Free from "this"; free to "this" - Part 1

One of my favorite shows of all time has to be Amazing Stories which I started watching in the 1980's. I have been watching the reboot of the series on AppleTV+ and just finished the fourth episode. Towards the end of the story one of the characters remarks that some dancers she had been watching with her daughter were "so connected yet so free". That phrase struck me. I would think that freedom and connectedness were antithetical to each other. But, as a Christian, this rings true because it describes my position as a son of the earth, son of a man, and a son of God perfectly.

As a human, absolute and total freedom from every burden is never to be my lot. Even thinking about what I am constrained to do I find myself in servitude more often than not. I need to eat. I need to drink. I need to sleep. I need to do a lot of things while I am in my earthly body. I am a slave to those physical acts. Now I can choose to free myself from them. There have been plenty of people that have gone on hunger strikes even starving themselves. But, while choosing freedom from satiating their hunger they chose another slavery. They had to serve their body as it shut down, little by little, until they were too weak to walk. Too weak to talk. They weren't free in the ultimate sense. They were free from something and inherited another service as a result. As a human I choose freedom and slavery at the same time. I am both connected and free. From birth I am dependent and, though I gain more and more independence as time goes on, I will forever find myself connected to something. 
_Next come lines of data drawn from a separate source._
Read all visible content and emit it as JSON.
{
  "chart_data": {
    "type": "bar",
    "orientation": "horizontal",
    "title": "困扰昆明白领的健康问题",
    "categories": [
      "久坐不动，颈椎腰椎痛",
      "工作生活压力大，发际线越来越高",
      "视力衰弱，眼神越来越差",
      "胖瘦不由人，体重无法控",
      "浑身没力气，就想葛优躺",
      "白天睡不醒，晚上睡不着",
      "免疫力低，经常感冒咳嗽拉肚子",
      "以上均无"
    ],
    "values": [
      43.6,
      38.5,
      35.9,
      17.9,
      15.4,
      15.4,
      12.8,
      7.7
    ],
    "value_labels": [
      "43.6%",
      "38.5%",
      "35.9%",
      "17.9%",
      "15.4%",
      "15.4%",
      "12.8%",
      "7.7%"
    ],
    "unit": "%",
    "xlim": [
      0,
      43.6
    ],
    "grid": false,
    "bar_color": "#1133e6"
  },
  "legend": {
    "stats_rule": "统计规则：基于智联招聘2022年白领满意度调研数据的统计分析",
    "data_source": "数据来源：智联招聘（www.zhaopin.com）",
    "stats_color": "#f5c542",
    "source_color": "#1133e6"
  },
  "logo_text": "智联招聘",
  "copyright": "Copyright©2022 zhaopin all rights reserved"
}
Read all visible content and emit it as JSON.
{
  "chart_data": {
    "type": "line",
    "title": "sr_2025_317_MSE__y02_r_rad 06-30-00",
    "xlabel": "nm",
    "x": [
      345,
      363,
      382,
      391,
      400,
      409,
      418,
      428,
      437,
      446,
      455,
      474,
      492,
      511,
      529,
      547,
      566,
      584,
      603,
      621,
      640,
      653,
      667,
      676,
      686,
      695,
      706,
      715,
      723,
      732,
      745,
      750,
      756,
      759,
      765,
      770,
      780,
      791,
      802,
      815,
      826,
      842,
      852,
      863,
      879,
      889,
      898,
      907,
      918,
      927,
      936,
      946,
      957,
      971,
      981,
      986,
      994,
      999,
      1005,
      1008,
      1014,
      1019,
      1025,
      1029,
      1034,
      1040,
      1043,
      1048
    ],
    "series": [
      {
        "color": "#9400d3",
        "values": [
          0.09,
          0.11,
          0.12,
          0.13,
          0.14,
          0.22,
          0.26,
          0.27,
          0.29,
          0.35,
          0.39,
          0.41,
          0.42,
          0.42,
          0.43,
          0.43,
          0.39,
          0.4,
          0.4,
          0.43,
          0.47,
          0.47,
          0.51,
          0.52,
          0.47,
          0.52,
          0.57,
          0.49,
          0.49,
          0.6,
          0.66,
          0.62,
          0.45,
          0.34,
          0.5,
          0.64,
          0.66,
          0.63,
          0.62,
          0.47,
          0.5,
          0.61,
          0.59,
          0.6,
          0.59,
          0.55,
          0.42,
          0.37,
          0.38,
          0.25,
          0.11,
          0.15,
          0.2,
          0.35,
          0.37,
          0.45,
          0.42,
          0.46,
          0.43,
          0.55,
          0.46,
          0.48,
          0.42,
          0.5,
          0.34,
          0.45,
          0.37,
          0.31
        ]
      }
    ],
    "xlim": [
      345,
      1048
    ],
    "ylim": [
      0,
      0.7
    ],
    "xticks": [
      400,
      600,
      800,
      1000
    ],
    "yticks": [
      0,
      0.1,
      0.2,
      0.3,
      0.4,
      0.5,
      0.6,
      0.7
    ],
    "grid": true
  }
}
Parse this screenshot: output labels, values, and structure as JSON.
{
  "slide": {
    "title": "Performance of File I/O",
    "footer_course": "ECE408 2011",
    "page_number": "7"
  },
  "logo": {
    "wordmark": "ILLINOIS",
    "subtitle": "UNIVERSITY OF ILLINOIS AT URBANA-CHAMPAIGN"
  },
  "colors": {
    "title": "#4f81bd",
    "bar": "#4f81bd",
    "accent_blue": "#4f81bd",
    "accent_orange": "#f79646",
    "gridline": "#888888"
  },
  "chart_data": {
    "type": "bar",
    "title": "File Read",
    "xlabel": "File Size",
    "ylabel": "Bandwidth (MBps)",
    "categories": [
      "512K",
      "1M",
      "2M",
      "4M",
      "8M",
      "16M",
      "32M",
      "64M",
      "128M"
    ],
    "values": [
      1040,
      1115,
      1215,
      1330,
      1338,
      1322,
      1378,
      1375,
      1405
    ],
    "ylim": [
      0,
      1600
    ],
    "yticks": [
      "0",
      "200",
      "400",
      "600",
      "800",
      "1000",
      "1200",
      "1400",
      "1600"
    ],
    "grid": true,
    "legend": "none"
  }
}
Now it is both God's position and perfect practice to be ultimately free. He is not dependent on anything or anyone outside of himself. It is no mistake that, in the Amazing Stories episode that spawned this line of thought, the dancers were dancing in front of a stained glass window that showed Jesus praying to his Father in the garden of Gethsemane just before he was to be crucified and die. He chose his allegiance there understanding that connection to the Father's will, to go to the cross, would continue the Dance the Trinity dance through all eternity. He knew that choosing not to do his Father's will, even though he would be "free" to do what he wanted, was not freedom at all. In fact, it would have been a slavery far too troubling for him and us. 

The son chose to be free by obeying the Father. He chose the freedom of the Father's burden. He chose well for the burden that he would have inherited had he not obeyed would have been one that he was not to bear. That was not his - it was his Father's. His Father bore it well, the son would not have. Jesus offers me an easy burden to carry, but it is still a burden. His burden is light but it still encumbers me like he was encumbered by the burden his Father gave him. I can choose to carry another one, but that is not mine to carry. Jesus carries it well. I do not.

All this to say that the son of God, Jesus, sets me free through my connectedness to him through my acceptance of the invitation to carry his burden: the burden he gives me. I am truly, truly free when I become his servant. His slave. 

In fact, I find that the alternative is a sheer horror.